All manner chance, are Rackets, wherewithall
They bandie men like balls, from wall to wall:
Some over Lyne, to honour and great place:
Some Under Lyne, to infame and disgrace;
Some with a cutting stroke, they numbly send
Into the hazard placed at the end;
Resembling well the rest which all they have,
Whom death hath seiz’d, and placed in their grave.
Might this reflection on life’s hazards have inspired Lawes’s otherwise incongruous linking of bounciness and melancholy? The mixture shocks us with its lack of preparation (at 1:02) until an equally abrupt return to dreamy positivity (at 1:27). Another Lawes trademark is the interrupted cadence (1:50–1:53), where everyone but the bass drops out on the last note. This interruption ushers in a weirdly comforting apotheosis heard as if in a bizarre dialect, a kind of mangled ‘Amen’ (1:54–2:21).
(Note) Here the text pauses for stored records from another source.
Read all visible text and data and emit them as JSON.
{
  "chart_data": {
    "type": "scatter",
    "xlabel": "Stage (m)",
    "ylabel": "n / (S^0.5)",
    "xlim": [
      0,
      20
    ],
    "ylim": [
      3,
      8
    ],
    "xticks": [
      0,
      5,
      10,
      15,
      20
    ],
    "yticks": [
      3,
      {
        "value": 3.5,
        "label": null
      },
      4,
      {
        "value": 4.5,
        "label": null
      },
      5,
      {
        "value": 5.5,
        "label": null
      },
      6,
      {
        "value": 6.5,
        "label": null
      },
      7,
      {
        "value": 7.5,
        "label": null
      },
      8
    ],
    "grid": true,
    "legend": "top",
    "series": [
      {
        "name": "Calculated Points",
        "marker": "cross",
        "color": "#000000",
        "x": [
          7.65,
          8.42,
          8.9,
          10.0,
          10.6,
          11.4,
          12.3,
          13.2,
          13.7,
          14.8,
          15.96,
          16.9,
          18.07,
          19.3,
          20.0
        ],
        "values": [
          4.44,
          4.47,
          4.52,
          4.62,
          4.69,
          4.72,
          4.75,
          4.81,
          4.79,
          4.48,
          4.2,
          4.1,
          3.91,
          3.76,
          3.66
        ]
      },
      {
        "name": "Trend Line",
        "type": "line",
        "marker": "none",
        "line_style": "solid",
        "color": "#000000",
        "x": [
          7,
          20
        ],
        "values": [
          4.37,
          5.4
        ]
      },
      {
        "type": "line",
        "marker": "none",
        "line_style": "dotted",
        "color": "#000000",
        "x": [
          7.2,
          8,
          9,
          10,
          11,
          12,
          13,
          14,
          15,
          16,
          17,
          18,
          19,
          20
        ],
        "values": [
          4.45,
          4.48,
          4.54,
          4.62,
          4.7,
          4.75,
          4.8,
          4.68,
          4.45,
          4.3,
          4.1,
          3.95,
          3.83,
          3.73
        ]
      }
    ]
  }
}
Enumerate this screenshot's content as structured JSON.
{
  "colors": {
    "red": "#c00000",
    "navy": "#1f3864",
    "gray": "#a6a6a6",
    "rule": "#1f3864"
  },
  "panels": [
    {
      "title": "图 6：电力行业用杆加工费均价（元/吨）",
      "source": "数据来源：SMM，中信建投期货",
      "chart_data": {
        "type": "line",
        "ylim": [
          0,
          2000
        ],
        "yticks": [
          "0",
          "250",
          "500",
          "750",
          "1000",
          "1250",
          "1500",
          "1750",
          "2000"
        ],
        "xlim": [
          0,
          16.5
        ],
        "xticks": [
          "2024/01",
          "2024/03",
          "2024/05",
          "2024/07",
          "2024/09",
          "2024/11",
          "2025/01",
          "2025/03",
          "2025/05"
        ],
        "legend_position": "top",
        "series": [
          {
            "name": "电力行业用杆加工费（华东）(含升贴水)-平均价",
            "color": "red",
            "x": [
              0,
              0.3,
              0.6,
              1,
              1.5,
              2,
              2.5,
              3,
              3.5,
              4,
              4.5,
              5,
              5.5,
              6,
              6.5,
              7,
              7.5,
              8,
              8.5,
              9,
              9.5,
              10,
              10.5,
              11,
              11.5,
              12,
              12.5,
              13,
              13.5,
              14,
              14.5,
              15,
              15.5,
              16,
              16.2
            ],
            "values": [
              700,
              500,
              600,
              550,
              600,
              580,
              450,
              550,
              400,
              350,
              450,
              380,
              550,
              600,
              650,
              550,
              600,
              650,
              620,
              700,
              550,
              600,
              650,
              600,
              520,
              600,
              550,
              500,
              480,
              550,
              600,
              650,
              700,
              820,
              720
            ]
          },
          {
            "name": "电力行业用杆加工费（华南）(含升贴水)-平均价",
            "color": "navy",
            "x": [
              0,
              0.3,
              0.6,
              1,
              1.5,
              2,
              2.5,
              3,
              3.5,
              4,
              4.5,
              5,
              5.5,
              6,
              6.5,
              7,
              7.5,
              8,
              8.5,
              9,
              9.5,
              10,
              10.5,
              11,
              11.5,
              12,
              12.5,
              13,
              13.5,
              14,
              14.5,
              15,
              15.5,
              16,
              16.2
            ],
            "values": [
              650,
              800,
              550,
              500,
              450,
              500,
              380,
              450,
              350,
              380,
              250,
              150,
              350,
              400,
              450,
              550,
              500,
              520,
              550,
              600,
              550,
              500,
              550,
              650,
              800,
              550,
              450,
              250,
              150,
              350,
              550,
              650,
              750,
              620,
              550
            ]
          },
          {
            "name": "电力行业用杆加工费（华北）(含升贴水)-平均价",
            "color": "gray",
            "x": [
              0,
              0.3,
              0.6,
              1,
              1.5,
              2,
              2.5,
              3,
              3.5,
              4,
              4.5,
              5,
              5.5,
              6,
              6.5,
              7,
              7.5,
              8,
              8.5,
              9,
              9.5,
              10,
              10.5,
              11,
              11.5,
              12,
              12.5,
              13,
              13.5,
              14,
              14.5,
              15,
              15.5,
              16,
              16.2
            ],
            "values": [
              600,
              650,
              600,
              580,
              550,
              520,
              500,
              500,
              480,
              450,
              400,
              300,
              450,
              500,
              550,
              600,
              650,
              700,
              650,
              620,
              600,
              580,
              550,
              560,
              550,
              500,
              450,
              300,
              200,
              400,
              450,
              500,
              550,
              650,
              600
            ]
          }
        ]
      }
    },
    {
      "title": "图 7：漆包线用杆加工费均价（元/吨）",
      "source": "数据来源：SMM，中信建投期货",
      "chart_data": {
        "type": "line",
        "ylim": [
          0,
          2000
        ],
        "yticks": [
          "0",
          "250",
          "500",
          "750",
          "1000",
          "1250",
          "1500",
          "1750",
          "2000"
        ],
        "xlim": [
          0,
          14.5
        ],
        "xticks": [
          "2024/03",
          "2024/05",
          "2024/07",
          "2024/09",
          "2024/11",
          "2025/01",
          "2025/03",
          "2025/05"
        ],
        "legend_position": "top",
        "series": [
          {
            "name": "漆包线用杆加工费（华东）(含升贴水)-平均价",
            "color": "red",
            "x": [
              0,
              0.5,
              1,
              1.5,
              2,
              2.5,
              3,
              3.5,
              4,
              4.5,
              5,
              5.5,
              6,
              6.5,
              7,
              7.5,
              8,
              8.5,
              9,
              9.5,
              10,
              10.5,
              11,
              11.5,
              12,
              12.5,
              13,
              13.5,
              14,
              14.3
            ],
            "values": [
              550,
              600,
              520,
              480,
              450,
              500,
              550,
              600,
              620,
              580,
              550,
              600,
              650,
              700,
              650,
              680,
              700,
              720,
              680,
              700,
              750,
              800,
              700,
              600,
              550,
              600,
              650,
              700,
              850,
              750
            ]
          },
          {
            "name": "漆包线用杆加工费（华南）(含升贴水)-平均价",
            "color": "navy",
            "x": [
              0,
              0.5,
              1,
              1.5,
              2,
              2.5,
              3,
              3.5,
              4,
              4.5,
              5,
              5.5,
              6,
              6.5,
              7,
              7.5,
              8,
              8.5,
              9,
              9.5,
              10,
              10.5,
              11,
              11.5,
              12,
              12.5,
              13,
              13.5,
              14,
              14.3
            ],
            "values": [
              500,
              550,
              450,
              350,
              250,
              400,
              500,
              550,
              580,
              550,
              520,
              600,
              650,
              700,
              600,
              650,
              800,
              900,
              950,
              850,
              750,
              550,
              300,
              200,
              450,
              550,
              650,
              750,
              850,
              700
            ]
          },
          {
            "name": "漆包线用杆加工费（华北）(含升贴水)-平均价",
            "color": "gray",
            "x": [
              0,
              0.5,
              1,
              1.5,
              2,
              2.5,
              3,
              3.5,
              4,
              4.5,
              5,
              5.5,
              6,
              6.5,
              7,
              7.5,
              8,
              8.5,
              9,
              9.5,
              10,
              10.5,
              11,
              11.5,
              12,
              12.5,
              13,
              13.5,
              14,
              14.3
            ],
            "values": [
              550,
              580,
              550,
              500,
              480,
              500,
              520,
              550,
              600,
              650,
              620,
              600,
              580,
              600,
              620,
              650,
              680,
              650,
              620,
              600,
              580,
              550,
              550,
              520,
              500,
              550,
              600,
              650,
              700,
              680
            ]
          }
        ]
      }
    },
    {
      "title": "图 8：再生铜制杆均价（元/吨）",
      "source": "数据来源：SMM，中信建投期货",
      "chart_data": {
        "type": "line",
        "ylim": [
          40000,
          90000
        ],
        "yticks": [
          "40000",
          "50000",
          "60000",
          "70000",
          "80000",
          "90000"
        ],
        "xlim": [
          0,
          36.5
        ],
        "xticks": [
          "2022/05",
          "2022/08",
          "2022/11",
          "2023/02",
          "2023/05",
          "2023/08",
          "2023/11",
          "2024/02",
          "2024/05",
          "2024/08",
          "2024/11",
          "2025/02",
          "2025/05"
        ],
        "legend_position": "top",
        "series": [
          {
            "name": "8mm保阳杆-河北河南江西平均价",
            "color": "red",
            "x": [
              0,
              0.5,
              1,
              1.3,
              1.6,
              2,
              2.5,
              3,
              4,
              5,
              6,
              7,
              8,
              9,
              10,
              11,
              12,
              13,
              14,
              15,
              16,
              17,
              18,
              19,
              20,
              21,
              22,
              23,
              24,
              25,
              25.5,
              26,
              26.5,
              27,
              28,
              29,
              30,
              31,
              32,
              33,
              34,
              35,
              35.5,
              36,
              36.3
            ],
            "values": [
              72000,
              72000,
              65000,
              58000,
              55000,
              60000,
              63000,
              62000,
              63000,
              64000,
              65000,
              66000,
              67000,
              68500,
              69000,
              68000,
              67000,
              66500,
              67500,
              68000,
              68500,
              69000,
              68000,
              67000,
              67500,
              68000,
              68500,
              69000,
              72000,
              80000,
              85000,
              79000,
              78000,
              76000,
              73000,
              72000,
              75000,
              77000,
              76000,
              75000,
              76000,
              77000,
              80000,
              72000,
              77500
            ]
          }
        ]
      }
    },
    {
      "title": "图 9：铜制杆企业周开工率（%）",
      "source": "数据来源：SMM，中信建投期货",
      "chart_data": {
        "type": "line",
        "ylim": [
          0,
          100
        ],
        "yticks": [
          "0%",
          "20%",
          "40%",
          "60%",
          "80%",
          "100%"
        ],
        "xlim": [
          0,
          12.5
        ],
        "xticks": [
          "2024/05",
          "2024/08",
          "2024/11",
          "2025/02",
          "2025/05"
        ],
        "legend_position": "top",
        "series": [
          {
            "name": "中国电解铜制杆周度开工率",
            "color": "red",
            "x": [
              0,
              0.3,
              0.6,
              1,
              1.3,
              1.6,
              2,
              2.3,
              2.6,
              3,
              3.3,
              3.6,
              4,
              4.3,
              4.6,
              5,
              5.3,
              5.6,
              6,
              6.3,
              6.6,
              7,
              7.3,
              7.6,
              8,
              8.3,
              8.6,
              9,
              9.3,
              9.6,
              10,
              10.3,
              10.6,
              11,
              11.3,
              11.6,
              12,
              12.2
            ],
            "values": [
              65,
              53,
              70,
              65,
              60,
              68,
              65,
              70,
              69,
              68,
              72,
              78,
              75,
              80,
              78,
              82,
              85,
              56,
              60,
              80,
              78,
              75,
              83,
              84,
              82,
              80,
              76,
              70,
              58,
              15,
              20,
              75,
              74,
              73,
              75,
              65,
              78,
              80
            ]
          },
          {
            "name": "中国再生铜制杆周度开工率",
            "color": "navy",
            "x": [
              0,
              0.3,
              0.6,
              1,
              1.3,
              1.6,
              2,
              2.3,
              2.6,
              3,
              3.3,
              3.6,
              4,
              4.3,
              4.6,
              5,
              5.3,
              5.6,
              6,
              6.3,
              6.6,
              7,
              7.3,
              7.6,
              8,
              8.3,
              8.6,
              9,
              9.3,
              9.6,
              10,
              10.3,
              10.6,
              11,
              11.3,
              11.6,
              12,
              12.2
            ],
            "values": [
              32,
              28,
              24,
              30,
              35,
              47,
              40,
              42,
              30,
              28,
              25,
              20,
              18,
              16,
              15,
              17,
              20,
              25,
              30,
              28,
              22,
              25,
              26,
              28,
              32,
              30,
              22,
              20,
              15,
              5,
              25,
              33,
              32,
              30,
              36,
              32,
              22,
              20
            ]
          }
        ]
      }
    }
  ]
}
Lawes heads for sunny, green pastures, though one can’t ignore a strong whiff of the sheep. The stillness of lone voices in a country landscape, the gentle rustling of leaves, the topoi of sleep, and the languorous duets of shepherd/lovers: these are the topics Lawes evokes via close fugeing on the same pitches, and a sense of calm engendered by the blissful key of C which the slow paven favours by its undulating walking steps. The movement of virtual dancers proceeds in both directions, but more forward than back. The C section confronts the pastoral trope with bold defiance and harmonic challenges but is happy to keep the peace in the end.
Lawes loves breaking the consort into combative pairs of viols (1:03–1:10). He is also infatuated with extended harmonic notes called pedal points. Note here the high, then low, pedal point as a place for joy to run riot (1:14–1:31). The exaggerated pleasure of five string players gesticulating wildly leads to broad smiles at the close.